Great neighborhoods correlate with many locational attributes and characteristics. Gertrude Stein, when referring to Oakland, said "there is no there there." The witticism has been used to imply a lack of character, meaningful identity and culture. What we think of as a place is no single characteristic; it is a combination of characteristics that make a place special.

These may be natural, man-made or a combination. How we perceive, interact with and remember a place — the human experience in a landscape — is what makes it magnetic. These social and cultural elements of society combine to make an identity for a particular piece of land. Another way to look at sense of place is contrast. Places like strip malls have little sense of place because they more or less look similar and often have no name.
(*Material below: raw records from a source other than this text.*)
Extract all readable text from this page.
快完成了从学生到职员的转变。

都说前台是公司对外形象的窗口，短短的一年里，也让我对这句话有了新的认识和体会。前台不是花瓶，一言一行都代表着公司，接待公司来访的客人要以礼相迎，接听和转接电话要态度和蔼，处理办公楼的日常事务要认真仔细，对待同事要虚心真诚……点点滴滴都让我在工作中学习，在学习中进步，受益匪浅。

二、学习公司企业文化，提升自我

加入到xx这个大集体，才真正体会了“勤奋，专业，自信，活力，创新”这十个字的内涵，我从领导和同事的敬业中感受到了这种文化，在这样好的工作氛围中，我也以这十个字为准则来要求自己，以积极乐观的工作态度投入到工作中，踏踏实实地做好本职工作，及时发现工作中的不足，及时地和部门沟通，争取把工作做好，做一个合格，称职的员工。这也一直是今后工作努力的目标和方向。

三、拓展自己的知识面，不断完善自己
People don’t long to spend any time there or write anything about them. The places that evoke a strong sense of place have an identity and character recognized immediately by a visitor and valued deeply by residents. Our political leaders need to look beyond the demands of a few residents and realize that the David and Gladys Wright House could be one of our special places: a culturally rich asset that would contribute to the making of Phoenix distinctive, desirable and economically competitive. This is not crass commercialization; this is respect for priceless culture.

Property values in the neighborhood will increase as a result. You can't have it both ways. You can’t talk about securing higher wage-earning jobs and fail to support the cultural infrastructure needed to attract them. The David and Gladys Wright House is an important precedent. Let us learn how to integrate it into our city as a cultural treasure that belongs to all.